Personalised predictions of issue relevancy through machine learning

2020

https://github.com/chillu/github-issue-ml-relevancy

Too many Github notifications, too little time. The obvious answer there is to spend lots of time creating a hyper personalised prediction engine that can tell me what I’m interested in. And learn a whole bunch of stuff on the way. This is a tongue-in-cheek experiment, which resulted in a realisation that I’m pretty unpredictable.

See it in action (predictions for the chillu github user):

http://github-issue-ml-relevancy.herokuapp.com

What does this do?

Collect Github events from each repo the viewer has previously interacted with
Score each issue and pull request based on the amount of interactions (if any)
Train a neural network with both categorical and continuous data, with a regression learner
Provide a prediction service for this user

The approach was also presented in Sept 2020 at the virtual StripeConEU conference - see talk recording.

Data Collection

The input parameters are sourced from https://githubarchive.org, a ~6TB data set of every Github event ever created. The data is accessible via Google BigQuery. We’re only interested in events related to repositories that the user has previously interacted with. In my case, this got the training data set to about 20k rows.
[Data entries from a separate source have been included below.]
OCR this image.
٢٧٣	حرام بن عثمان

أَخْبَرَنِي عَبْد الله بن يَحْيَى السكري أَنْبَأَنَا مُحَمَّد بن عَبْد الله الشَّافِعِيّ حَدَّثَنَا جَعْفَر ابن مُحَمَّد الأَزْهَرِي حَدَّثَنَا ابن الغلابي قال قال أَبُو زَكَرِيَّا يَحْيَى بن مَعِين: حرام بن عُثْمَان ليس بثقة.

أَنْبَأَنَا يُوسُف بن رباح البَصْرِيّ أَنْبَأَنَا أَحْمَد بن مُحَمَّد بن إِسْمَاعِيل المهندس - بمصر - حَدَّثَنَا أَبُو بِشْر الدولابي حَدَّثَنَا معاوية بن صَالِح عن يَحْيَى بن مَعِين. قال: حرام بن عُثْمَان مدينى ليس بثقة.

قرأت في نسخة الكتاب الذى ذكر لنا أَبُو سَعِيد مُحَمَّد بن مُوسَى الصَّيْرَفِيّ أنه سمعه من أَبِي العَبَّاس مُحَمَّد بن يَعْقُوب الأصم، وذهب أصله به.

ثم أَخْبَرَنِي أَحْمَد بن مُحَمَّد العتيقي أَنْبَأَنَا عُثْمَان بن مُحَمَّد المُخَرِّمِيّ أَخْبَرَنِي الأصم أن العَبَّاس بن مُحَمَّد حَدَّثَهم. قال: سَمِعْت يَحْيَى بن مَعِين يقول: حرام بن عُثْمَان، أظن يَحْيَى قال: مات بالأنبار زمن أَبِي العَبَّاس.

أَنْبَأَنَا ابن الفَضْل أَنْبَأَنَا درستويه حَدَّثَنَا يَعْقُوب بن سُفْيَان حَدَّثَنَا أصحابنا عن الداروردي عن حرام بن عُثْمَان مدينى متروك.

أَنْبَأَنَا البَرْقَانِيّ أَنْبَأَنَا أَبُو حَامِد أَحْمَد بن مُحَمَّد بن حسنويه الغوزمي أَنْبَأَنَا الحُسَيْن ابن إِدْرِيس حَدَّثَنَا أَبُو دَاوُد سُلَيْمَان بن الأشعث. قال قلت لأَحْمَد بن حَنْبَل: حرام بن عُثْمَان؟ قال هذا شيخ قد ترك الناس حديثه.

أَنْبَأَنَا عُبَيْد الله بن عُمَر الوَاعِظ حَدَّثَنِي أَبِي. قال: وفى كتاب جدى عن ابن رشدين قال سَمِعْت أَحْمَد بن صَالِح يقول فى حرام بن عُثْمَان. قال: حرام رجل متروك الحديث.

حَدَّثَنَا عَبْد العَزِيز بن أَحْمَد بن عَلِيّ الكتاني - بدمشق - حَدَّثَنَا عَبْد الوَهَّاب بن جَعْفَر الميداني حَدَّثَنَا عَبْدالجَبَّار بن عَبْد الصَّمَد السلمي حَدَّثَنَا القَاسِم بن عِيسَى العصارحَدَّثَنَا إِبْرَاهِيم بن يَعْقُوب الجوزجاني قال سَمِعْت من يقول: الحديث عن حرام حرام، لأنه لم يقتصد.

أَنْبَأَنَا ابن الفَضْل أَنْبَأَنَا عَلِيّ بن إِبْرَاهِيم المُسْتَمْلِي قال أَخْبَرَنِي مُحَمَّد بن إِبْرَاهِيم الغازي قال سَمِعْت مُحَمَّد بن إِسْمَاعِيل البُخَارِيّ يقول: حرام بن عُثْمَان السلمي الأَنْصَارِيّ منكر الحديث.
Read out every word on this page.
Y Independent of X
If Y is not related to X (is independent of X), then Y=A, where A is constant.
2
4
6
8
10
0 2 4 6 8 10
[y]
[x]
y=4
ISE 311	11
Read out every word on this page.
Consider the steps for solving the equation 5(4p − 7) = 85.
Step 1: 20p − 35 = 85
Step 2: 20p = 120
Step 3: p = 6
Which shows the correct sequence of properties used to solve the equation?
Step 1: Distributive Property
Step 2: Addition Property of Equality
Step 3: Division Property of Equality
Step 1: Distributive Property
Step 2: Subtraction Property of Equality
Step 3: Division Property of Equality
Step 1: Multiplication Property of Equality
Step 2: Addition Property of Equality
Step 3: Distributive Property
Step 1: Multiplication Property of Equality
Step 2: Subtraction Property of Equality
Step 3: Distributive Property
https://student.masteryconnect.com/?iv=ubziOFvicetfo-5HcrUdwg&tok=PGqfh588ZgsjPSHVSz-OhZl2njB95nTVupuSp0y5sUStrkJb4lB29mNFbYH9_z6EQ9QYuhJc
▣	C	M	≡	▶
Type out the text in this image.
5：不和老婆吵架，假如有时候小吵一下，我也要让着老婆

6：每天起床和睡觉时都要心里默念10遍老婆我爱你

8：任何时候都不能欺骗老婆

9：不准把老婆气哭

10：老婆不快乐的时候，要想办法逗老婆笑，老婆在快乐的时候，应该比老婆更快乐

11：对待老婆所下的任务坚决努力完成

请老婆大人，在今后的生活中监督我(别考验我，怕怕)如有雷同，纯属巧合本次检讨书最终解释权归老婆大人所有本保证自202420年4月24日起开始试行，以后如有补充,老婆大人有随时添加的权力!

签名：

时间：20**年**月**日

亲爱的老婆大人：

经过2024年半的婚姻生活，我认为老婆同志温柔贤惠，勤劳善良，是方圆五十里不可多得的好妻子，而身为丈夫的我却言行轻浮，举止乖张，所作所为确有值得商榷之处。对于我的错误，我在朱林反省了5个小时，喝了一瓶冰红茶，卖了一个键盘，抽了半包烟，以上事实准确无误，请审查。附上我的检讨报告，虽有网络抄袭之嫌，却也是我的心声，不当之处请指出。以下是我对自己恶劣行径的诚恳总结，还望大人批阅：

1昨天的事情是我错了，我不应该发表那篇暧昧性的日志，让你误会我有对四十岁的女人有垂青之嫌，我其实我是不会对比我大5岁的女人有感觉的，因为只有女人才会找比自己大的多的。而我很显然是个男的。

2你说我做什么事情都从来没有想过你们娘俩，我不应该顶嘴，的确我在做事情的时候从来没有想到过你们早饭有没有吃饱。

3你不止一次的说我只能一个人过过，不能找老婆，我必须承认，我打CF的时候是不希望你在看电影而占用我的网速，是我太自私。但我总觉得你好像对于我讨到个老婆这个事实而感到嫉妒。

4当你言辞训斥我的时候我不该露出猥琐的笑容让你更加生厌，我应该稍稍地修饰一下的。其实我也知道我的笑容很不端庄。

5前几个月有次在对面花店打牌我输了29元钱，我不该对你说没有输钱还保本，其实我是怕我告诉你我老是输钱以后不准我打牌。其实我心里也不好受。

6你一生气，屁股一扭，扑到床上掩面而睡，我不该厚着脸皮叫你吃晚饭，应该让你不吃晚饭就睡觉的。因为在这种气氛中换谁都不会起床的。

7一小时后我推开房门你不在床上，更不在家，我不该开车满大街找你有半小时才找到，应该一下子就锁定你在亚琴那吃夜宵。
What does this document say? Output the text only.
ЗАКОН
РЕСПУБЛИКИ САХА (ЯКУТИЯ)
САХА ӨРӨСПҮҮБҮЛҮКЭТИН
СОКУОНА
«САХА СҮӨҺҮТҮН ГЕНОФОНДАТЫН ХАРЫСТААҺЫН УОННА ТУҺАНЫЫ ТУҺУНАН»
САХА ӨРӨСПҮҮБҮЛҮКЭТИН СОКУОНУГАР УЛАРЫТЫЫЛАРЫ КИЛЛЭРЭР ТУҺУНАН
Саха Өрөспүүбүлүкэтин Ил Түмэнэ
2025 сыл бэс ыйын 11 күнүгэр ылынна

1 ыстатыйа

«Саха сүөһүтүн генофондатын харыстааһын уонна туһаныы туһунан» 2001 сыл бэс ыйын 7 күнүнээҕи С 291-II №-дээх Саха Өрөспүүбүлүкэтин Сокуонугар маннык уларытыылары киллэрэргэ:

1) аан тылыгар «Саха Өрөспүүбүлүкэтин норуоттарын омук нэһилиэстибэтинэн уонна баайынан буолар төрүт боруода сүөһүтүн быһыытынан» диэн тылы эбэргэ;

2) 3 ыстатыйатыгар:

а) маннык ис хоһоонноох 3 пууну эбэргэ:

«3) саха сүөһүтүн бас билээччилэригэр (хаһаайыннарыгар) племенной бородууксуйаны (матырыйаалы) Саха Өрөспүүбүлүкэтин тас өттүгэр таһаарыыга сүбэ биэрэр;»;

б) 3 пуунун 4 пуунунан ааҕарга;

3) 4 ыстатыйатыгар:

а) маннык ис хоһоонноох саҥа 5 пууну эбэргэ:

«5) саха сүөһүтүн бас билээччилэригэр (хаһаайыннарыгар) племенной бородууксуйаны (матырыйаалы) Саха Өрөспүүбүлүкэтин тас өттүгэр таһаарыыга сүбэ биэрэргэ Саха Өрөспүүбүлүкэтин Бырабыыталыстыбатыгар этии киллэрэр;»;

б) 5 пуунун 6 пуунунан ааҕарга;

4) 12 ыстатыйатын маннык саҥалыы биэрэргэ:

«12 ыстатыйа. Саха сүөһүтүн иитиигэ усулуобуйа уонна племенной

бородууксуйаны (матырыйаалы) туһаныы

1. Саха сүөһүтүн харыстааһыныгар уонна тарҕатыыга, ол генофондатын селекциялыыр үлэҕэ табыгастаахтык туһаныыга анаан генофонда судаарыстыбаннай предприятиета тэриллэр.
See notebook/learn.ipynb for the BigQuery queries run to retrieve the parameters.

Training

Training happens via Python3 on the Fast.AI framework, which builds on awesome libraries like Pytorch, Scikit Learn and Pandas. We’re training both a Neural Network and a Random Forest.

See notebook/learn.ipynb for a (non-interactive) snapshot of the training process.

Prediction Frontend

The frontend is a flask web application served by gunicorn, powered by Python3. It’s hosted on Heroku.